Stefanie Pranschke-Schade
Rechtsanwältin

Der Bundesgerichtshof hat mit seinem Urteil vom 13.06.2002 über die Minderungspflicht gemäß §6a GOÄ entschieden. Nach diesem höchstrichterlichen Urteil sind alle Leistungen gegenüber stationär aufgenommenen Patienten minderungspflichtig. Der BGH hat der Begründung, dass bei außerhalb der stationären Einrichtung erbrachten Leistungen keine Einrichtung oder Personal der aufnehmenden Einrichtung in Anspruch genommen wird, keine Bedeutung beigemessen. Entscheidend sei, dass der sozialversicherte Patient für den Krankenhausaufenthalt den selben Pflegesatz zu zahlen hat und damit zugleich die Kosten für extern erbrachte Leistungen abgegolten seien.
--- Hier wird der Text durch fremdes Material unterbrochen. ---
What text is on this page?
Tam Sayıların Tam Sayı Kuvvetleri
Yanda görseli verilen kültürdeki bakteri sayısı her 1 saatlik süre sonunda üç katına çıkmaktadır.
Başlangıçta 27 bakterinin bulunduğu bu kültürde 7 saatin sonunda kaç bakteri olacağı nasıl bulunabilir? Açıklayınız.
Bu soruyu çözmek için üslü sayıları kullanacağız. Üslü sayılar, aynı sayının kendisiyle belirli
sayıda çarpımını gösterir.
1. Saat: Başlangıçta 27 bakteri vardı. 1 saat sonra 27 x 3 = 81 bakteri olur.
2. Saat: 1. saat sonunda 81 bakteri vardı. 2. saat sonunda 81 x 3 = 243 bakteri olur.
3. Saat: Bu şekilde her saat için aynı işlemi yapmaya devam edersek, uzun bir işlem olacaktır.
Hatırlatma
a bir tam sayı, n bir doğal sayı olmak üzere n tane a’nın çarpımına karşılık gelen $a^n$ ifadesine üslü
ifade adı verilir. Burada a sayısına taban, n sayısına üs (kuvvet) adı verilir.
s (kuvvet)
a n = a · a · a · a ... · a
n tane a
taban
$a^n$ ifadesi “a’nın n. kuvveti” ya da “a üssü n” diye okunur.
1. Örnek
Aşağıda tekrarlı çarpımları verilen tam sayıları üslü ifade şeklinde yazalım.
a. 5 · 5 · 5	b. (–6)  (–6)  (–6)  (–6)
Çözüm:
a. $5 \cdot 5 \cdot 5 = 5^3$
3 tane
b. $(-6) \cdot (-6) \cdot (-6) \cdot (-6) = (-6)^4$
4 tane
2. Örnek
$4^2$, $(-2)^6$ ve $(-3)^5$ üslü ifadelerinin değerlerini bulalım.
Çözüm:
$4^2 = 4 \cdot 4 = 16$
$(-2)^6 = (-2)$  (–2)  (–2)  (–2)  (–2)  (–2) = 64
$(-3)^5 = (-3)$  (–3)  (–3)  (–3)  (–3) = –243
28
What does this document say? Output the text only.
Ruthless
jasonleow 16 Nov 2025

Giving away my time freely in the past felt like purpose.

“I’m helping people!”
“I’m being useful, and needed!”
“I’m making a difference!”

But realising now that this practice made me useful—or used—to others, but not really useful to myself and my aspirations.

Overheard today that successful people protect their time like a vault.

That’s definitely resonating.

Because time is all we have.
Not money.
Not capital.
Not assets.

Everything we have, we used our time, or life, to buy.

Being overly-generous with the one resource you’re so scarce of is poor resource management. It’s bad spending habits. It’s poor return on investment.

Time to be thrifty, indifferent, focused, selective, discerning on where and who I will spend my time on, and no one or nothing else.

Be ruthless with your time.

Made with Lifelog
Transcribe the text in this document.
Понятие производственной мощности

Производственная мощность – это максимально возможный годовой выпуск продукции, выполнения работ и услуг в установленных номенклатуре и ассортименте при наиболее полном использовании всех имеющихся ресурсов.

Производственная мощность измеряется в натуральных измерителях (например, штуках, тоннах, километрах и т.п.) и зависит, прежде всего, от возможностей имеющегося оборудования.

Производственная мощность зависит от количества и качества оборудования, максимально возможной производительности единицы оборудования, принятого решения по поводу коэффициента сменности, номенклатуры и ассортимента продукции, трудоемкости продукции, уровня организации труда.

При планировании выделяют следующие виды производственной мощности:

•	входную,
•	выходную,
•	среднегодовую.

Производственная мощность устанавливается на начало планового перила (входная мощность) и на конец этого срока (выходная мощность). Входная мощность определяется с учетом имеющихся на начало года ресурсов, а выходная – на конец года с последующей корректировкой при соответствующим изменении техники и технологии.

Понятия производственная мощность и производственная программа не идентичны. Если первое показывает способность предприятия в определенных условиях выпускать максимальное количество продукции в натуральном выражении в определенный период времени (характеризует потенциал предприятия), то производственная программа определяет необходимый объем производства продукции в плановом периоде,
Nach diesem Urteil wird kein Unterschied gemacht, ob die Leistungen in einer niedergelassenen Praxis erbracht wurden oder durch einen angestellten Arzt eines anderen Krankenhauses. Dieses hat zur Folge, dass zukünftig alle Leistungen gegenüber stationär aufgenommenen Patienten zu mindern sind.

Die Minderung beträgt bei auswärtigen stationären Patienten 15%, mit Ausnahme von auf Belegabteilungen aufgenommenen Patienten.